24 de Marzo - Enfrentar la ofensiva oligarquico imperialista

En este nuevo aniversario del golpe de Estado antinacional y antipopular del 24 de marzo de 1976 las mismas fuerzas sociales que lo impulsaron están levantando otra vez la cabeza para reimplantar el programa que en esa oportunidad descargaron a sangre y fuego sobre el pueblo argentino.

Nunca está de más recordar que Rodolfo Walsh -que había sufrido ya desgarradoras pérdidas personales y sabía que su vida, como la de muchos de sus compañeros, corría inminente peligro- supo resaltar, en la “Carta a los Comandantes en Jefe” quefue su testamento político, que ninguno de los aberrantes crímenes contra los derechos humanos cometidos por la dictadura cívico militar era comparable siquiera al
crimen de lesa Patria que se cometía en la aplicación del plan económico, político y social de José Alfredo Martínez de Hoz.

El proyecto de 1976 era exterminar a la clase trabajadora para que no pudiera volver a defender un proyecto industrialista y de acumulación interna de capitales a partir de un mercado interno en desarrollo. Es el proyecto que ellos tienen para el 2015. Hoy como nunca, derechos humanos, justicia social, independencia económica, soberanía política y unidad latinoamericana para la liberación son banderas esenciales.

Los beneficiarios de ese plan recompusieron sus ingresos a partir del saqueo de las arcas públicas y la especulación financiera, dolarizaron el país, gatillaron megainflaciones sin que se les moviera un pelo, dispararon una feroz perdigonada sobre el tejido industrial de la Argentina, reconvirtieron a nuestro país en una factoría agroexportadora donde millones de compatriotas arrastran sus vidas en condiciones inhumanas, y se están alzando ahora contra el mejor gobierno que tuvimos los argentinos desde la muerte del General Perón, el gobierno kirchnerista.

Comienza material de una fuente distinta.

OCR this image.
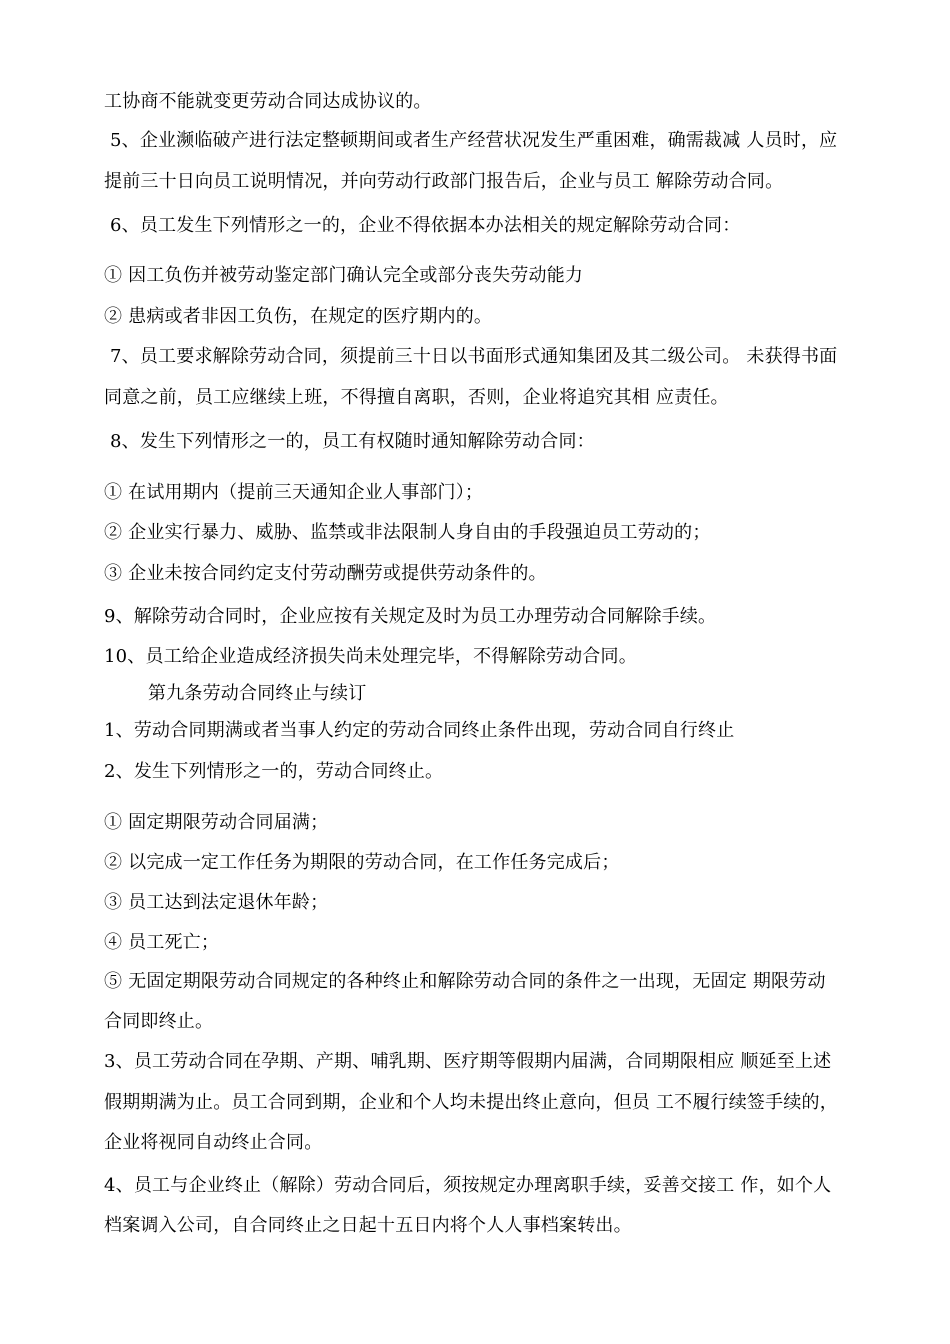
工协商不能就变更劳动合同达成协议的。
5、企业濒临破产进行法定整顿期间或者生产经营状况发生严重困难，确需裁减 人员时，应
提前三十日向员工说明情况，并向劳动行政部门报告后，企业与员工 解除劳动合同。
6、员工发生下列情形之一的，企业不得依据本办法相关的规定解除劳动合同：
① 因工负伤并被劳动鉴定部门确认完全或部分丧失劳动能力
② 患病或者非因工负伤，在规定的医疗期内的。
7、员工要求解除劳动合同，须提前三十日以书面形式通知集团及其二级公司。 未获得书面
同意之前，员工应继续上班，不得擅自离职，否则，企业将追究其相 应责任。
8、发生下列情形之一的，员工有权随时通知解除劳动合同：
① 在试用期内（提前三天通知企业人事部门）；
② 企业实行暴力、威胁、监禁或非法限制人身自由的手段强迫员工劳动的；
③ 企业未按合同约定支付劳动酬劳或提供劳动条件的。
9、解除劳动合同时，企业应按有关规定及时为员工办理劳动合同解除手续。
10、员工给企业造成经济损失尚未处理完毕，不得解除劳动合同。
第九条劳动合同终止与续订
1、劳动合同期满或者当事人约定的劳动合同终止条件出现，劳动合同自行终止
2、发生下列情形之一的，劳动合同终止。
① 固定期限劳动合同届满；
② 以完成一定工作任务为期限的劳动合同，在工作任务完成后；
③ 员工达到法定退休年龄；
④ 员工死亡；
⑤ 无固定期限劳动合同规定的各种终止和解除劳动合同的条件之一出现，无固定 期限劳动
合同即终止。
3、员工劳动合同在孕期、产期、哺乳期、医疗期等假期内届满，合同期限相应 顺延至上述
假期期满为止。员工合同到期，企业和个人均未提出终止意向，但员 工不履行续签手续的，
企业将视同自动终止合同。
4、员工与企业终止（解除）劳动合同后，须按规定办理离职手续，妥善交接工 作，如个人
档案调入公司，自合同终止之日起十五日内将个人人事档案转出。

Los vemos reteniendo renta agraria en los silobolsa, los vemos promoviendo corridas cambiarias, los vemos remarcando precios e incumpliendo acuerdos para enfrentar al gobierno con sus votantes, los vemos mintiendo en la prensa venal para que en el extranjero se publiquen infamias contra nuestro país, los vemos disfrutando de ganan  ganancias como nunca han tenido mientras descargan su odio racista contra los programas sociales y los subsidios que les crean el mercado que provee sus ganancias.

Los vemos desplegando su programa racista y oligopólico en la Capital Federal, que convirtieron, al amparo de una autonomía mal nacida, en ciudadela del odio y el desprecio por las masas populares donde una gavilla de especuladores promueve la elitización y la expulsión del pobrerío.

Los vemos, en fin, en actitudes repugnantes como la de esos dirigentes radicales que -nostálgicos de los buenos tiempos en que se llevaban bien con el poder militar oligárquico- se atreven a cuestionarle la
defensa de los derechos humanos al gobierno que más hizo para restaurar su vigencia plena.

Convergen todos hacia lo que esperan que sea una derrota del gobierno nacional en las elecciones presidenciales de 2015. Si llegaran al poder, tengamos en claro que no habrá reivindicación de los derechos humanos que logre detenerlos en su afán de revancha y sangre. Se perderá lo ganado a partir del 19 y 20 de diciembre del 2001. Nada está asegurado mientras los enemigos de la Patria sigan teniendo las riendas del país económico.

Equivocan el camino los que creen que se puede enarbolar la bandera de los derechos humanos contra el gobierno, pero también quienes creen que se la puede defender sin la clase trabajadora, que es la que puso la mayor cantidad de víctimas. Hoy como nunca, es necesario ampliar y fortalecer por abajo la base de sustentación del gobierno nacional, y enfrentar la ofensiva oligárquica e imperialista.